Archive for Sampling

The Insignificance of ORB

Posted in Bad Statistics with tags , , , on April 5, 2016 by telescoper

A piece about opinion polls ahead of the EU Referendum which appeared in today’s Daily Torygraph has spurred me on to make a quick contribution to my bad statistics folder.

The piece concerned includes the following statement:

David Cameron’s campaign to warn voters about the dangers of leaving the European Union is beginning to win the argument ahead of the referendum, a new Telegraph poll has found.

The exclusive poll found that the “Remain” campaign now has a narrow lead after trailing last month, in a sign that Downing Street’s tactic – which has been described as “Project Fear” by its critics – is working.

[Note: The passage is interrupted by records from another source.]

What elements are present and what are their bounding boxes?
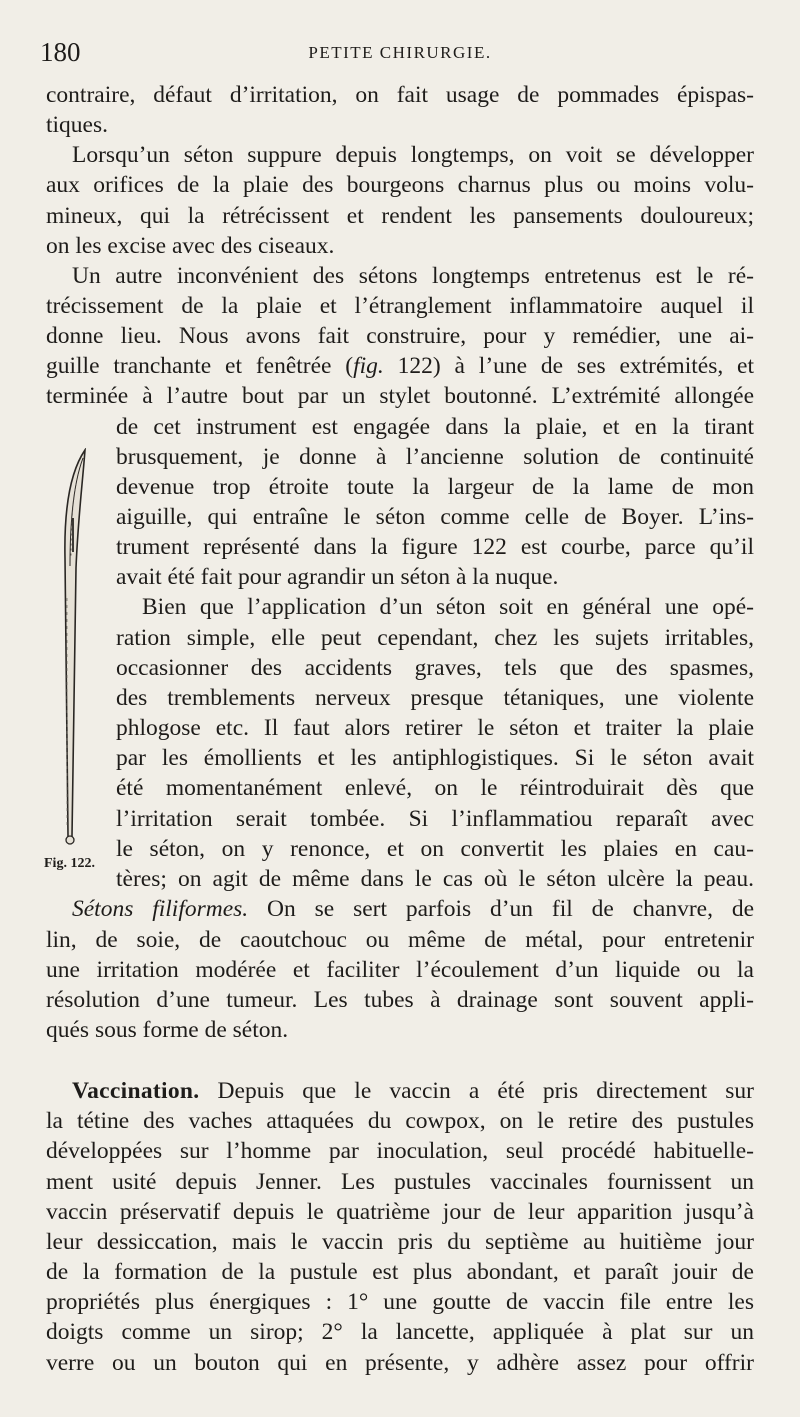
text-line: Un autre inconvénient des sétons longtemps entretenus est le ré- <box>72 263 754 289</box>
text-line: devenue trop étroite toute la largeur de la lame de mon <box>116 474 754 500</box>
text-line: doigts comme un sirop; 2° la lancette, appliquée à plat sur un <box>46 1319 754 1345</box>
section-heading-vaccination: Vaccination. <box>72 1078 200 1104</box>
text-line: Bien que l’application d’un séton soit en général une opé- <box>142 594 754 620</box>
text-line: de la formation de la pustule est plus abondant, et paraît jouir de <box>46 1259 754 1285</box>
page-number: 180 <box>40 37 81 67</box>
text-line-with-heading <box>72 1076 754 1106</box>
page-header <box>40 34 760 70</box>
text-line: par les émollients et les antiphlogistiques. Si le séton avait <box>116 745 754 771</box>
text-line: leur dessiccation, mais le vaccin pris du septième au huitième jour <box>46 1229 754 1255</box>
curved-seton-needle-icon <box>56 448 96 848</box>
text-line: tiques. <box>46 112 109 138</box>
text-line: phlogose etc. Il faut alors retirer le séton et traiter la plaie <box>116 715 754 741</box>
text-line: Lorsqu’un séton suppure depuis longtemps, on voit se développer <box>72 142 754 168</box>
text-line: on les excise avec des ciseaux. <box>46 233 335 259</box>
section-heading-setons-filiformes: Sétons filiformes. <box>72 896 249 922</box>
text-line: résolution d’une tumeur. Les tubes à drainage sont souvent appli- <box>46 987 754 1013</box>
text-line-with-heading <box>72 894 754 924</box>
text-fragment: 122) à l’une de ses extrémités, et <box>383 353 755 379</box>
text-line: aiguille, qui entraîne le séton comme celle de Boyer. L’ins- <box>116 504 754 530</box>
text-line: occasionner des accidents graves, tels que des spasmes, <box>116 655 754 681</box>
text-line: tères; on agit de même dans le cas où le séton ulcère la peau. <box>116 866 754 892</box>
text-line: avait été fait pour agrandir un séton à la nuque. <box>116 564 559 590</box>
running-title: PETITE CHIRURGIE. <box>308 43 492 62</box>
text-line: le séton, on y renonce, et on convertit les plaies en cau- <box>116 836 754 862</box>
text-line: lin, de soie, de caoutchouc ou même de métal, pour entretenir <box>46 927 754 953</box>
text-line: la tétine des vaches attaquées du cowpox, on le retire des pustules <box>46 1108 754 1134</box>
text-line: une irritation modérée et faciliter l’écoulement d’un liquide ou la <box>46 957 754 983</box>
text-line: développées sur l’homme par inoculation, seul procédé habituelle- <box>46 1138 754 1164</box>
figure-label: Fig. 122. <box>44 856 95 871</box>
text-line: de cet instrument est engagée dans la plaie, et en la tirant <box>116 414 754 440</box>
text-line: l’irritation serait tombée. Si l’inflammatiou reparaît avec <box>116 806 754 832</box>
text-fragment: Depuis que le vaccin a été pris directement sur <box>199 1078 754 1104</box>
text-line-with-figure-reference <box>46 351 754 381</box>
text-line: terminée à l’autre bout par un stylet boutonné. L’extrémité allongée <box>46 383 754 409</box>
text-line: ration simple, elle peut cependant, chez les sujets irritables, <box>116 625 754 651</box>
text-line: vaccin préservatif depuis le quatrième jour de leur apparition jusqu’à <box>46 1199 754 1225</box>
text-line: contraire, défaut d’irritation, on fait usage de pommades épispas- <box>46 82 754 108</box>
text-line: verre ou un bouton qui en présente, y adhère assez pour offrir <box>46 1350 754 1376</box>
text-fragment: On se sert parfois d’un fil de chanvre, de <box>248 896 754 922</box>
text-line: ment usité depuis Jenner. Les pustules vaccinales fournissent un <box>46 1169 754 1195</box>
text-line: des tremblements nerveux presque tétaniques, une violente <box>116 685 754 711</box>
text-line: propriétés plus énergiques : 1° une goutte de vaccin file entre les <box>46 1289 754 1315</box>
text-line: donne lieu. Nous avons fait construire, pour y remédier, une ai- <box>46 323 754 349</box>
text-line: trument représenté dans la figure 122 est courbe, parce qu’il <box>116 534 754 560</box>
text-line: qués sous forme de séton. <box>46 1017 289 1043</box>
figure-reference: fig. <box>353 353 384 379</box>
text-line: trécissement de la plaie et l’étranglement inflammatoire auquel il <box>46 293 754 319</box>
text-line: brusquement, je donne à l’ancienne solution de continuité <box>116 444 754 470</box>
text-line: aux orifices de la plaie des bourgeons charnus plus ou moins volu- <box>46 172 754 198</box>
text-line: mineux, qui la rétrécissent et rendent les pansements douloureux; <box>46 203 754 229</box>
text-line: été momentanément enlevé, on le réintroduirait dès que <box>116 775 754 801</box>
text-fragment: guille tranchante et fenêtrée ( <box>46 353 354 379</box>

The piece goes on to explain

The poll finds that 51 per cent of voters now support Remain – an increase of 4 per cent from last month. Leave’s support has decreased five points to 44 per cent.

This conclusion is based on the results of a survey by ORB in which the number of participants was 800. Yes, eight hundred.

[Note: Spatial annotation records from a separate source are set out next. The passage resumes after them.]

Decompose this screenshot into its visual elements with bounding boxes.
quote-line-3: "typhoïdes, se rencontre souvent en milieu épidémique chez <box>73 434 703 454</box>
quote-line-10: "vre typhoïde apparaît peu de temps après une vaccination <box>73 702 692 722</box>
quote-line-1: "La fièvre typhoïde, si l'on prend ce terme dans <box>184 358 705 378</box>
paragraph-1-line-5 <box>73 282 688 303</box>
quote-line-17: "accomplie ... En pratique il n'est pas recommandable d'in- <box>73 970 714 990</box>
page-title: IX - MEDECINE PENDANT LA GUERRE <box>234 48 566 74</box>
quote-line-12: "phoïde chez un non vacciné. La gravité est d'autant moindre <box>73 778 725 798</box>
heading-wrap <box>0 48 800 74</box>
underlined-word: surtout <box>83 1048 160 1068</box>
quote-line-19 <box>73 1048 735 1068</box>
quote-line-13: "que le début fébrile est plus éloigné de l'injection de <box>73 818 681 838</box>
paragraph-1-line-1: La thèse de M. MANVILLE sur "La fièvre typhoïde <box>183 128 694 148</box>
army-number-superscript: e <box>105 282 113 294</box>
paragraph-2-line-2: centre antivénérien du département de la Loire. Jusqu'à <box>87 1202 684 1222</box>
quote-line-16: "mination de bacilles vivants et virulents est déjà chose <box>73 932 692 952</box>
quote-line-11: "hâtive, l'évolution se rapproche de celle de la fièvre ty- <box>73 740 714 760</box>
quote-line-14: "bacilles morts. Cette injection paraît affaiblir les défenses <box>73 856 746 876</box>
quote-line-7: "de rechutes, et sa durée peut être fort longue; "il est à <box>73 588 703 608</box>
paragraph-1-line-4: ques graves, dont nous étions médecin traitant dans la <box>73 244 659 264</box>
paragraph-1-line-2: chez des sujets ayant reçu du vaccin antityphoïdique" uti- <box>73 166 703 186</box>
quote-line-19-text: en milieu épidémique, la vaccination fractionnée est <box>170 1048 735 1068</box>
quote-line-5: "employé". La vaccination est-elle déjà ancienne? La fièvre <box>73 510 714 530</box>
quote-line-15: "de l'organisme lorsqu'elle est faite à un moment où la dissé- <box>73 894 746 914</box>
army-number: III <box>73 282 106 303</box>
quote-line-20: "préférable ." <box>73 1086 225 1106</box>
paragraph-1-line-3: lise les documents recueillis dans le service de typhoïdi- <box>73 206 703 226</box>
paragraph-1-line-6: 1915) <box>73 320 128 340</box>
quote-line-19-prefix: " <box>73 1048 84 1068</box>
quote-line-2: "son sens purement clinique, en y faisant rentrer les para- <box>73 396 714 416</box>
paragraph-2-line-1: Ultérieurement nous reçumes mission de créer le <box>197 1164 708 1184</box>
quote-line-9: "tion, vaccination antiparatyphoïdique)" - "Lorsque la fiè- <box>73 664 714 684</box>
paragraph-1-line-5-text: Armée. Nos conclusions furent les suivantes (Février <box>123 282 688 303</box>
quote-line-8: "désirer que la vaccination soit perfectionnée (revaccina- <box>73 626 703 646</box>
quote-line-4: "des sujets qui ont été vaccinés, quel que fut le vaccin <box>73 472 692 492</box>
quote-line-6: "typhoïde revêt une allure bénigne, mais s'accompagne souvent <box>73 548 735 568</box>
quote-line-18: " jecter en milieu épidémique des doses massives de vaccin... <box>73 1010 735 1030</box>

How much can we trust this result on statistical grounds?

Suppose the fraction of the population having the intention to vote in a particular way in the EU referendum is p. For a sample of size n with x respondents indicating that they hen one can straightforwardly estimate p \simeq x/n. So far so good, as long as there is no bias induced by the form of the question asked nor in the selection of the sample which, given the fact that such polls have been all over the place seems rather unlikely.

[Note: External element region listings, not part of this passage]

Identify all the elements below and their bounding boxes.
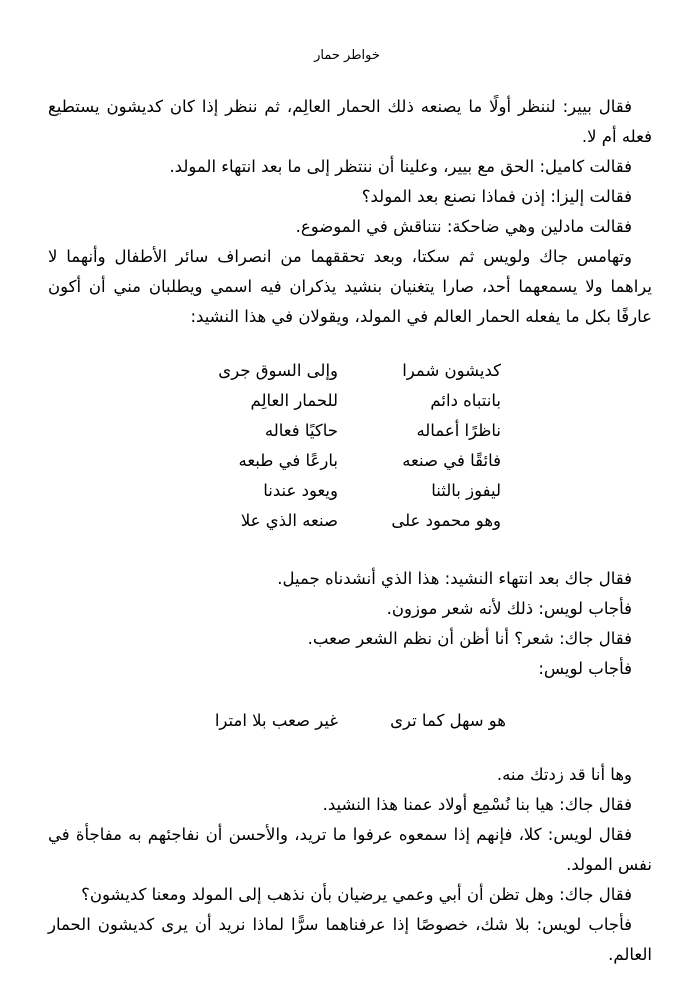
verse-hemistich-first: هو سهل كما ترى — [390, 711, 506, 730]
paragraph: فقال جاك بعد انتهاء النشيد: هذا الذي أنشدناه جميل. — [277, 569, 632, 588]
paragraph: وتهامس جاك ولويس ثم سكتا، وبعد تحققهما من انصراف سائر الأطفال وأنهما لا يراهما ولا يسمعهما أحد، صارا يتغنيان بنشيد يذكران فيه اسمي ويطلبان مني أن أكون عارفًا بكل ما يفعله الحمار العالم في المولد، ويقولان في هذا النشيد: — [48, 247, 652, 326]
poem-hemistich-first: وهو محمود على — [391, 511, 501, 530]
poem-hemistich-second: وإلى السوق جرى — [218, 361, 338, 380]
poem-line — [0, 446, 694, 476]
paragraph: فقال جاك: شعر؟ أنا أظن أن نظم الشعر صعب. — [307, 629, 632, 648]
poem-hemistich-second: صنعه الذي علا — [240, 511, 338, 530]
page-header-title: خواطر حمار — [314, 48, 380, 63]
poem-hemistich-second: بارعًا في طبعه — [238, 451, 338, 470]
poem-hemistich-first: فائقًا في صنعه — [402, 451, 501, 470]
paragraph: فقالت كاميل: الحق مع بيير، وعلينا أن ننتظر إلى ما بعد انتهاء المولد. — [169, 157, 632, 176]
poem-hemistich-first: كديشون شمرا — [402, 361, 501, 380]
paragraph: فقالت إليزا: إذن فماذا نصنع بعد المولد؟ — [361, 187, 632, 206]
poem-line — [0, 356, 694, 386]
paragraph: فأجاب لويس: ذلك لأنه شعر موزون. — [386, 599, 632, 618]
poem-line — [0, 386, 694, 416]
poem-hemistich-first: ليفوز بالثنا — [431, 481, 501, 500]
poem-hemistich-second: للحمار العالِم — [250, 391, 338, 410]
poem-hemistich-second: ويعود عندنا — [263, 481, 338, 500]
paragraph: فقال جاك: هيا بنا نُسْمِع أولاد عمنا هذا النشيد. — [322, 795, 632, 814]
paragraph: وها أنا قد زدتك منه. — [496, 765, 632, 784]
paragraph: فأجاب لويس: — [538, 659, 632, 678]
poem-line — [0, 416, 694, 446]
paragraph: فقالت مادلين وهي ضاحكة: نتناقش في الموضوع. — [295, 217, 632, 236]
poem-hemistich-second: حاكيًا فعاله — [264, 421, 338, 440]
poem-line — [0, 476, 694, 506]
paragraph: فقال لويس: كلا، فإنهم إذا سمعوه عرفوا ما تريد، والأحسن أن نفاجئهم به مفاجأة في نفس المولد. — [48, 825, 652, 874]
poem-hemistich-first: ناظرًا أعماله — [416, 421, 501, 440]
poem-hemistich-first: بانتباه دائم — [430, 391, 501, 410]
paragraph: فقال بيير: لننظر أولًا ما يصنعه ذلك الحمار العالِم، ثم ننظر إذا كان كديشون يستطيع فعله أم لا. — [48, 97, 652, 146]
poem — [0, 356, 694, 536]
paragraph: فأجاب لويس: بلا شك، خصوصًا إذا عرفناهما سرًّا لماذا نريد أن يرى كديشون الحمار العالم. — [48, 915, 652, 964]
paragraph: فقال جاك: وهل تظن أن أبي وعمي يرضيان بأن نذهب إلى المولد ومعنا كديشون؟ — [81, 885, 632, 904]
verse-hemistich-second: غير صعب بلا امترا — [214, 711, 338, 730]
poem-line — [0, 506, 694, 536]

A little bit of mathematics involving the binomial distribution yields an answer for the uncertainty in this estimate of p in terms of the sampling error:

\sigma = \sqrt{\frac{p(1-p)}{n}}

For the sample size of 800 given, and an actual value p \simeq 0.5 this amounts to a standard error of about 2%. About 95% of samples drawn from a population in which the true fraction is p will yield an estimate within p \pm 2\sigma, i.e. within about 4% of the true figure. In other words the typical variation between two samples drawn from the same underlying population is about 4%. In other other words, the change reported between the two ORB polls mentioned above can be entirely explained by sampling variation and does not at all imply any systematic change of public opinion between the two surveys.

I need hardly point out that in a two-horse race (between “Remain” and “Leave”) an increase of 4% in the Remain vote corresponds to a decrease in the Leave vote by the same 4% so a 50-50 population vote can easily generate a margin as large as  54-46 in such a small sample.

Why do pollsters bother with such tiny samples? With such a large margin error they are basically meaningless.

I object to the characterization of the Remain campaign as “Project Fear” in any case. I think it’s entirely sensible to point out the serious risks that an exit from the European Union would generate for the UK in loss of trade, science funding, financial instability, and indeed the near-inevitable secession of Scotland. But in any case this poll doesn’t indicate that anything is succeeding in changing anything other than statistical noise.

Statistical illiteracy is as widespread amongst politicians as it is amongst journalists, but the fact that silly reports like this are commonplace doesn’t make them any less annoying. After all, the idea of sampling uncertainty isn’t all that difficult to understand. Is it?

And with so many more important things going on in the world that deserve better press coverage than they are getting, why does a “quality” newspaper waste its valuable column inches on this sort of twaddle?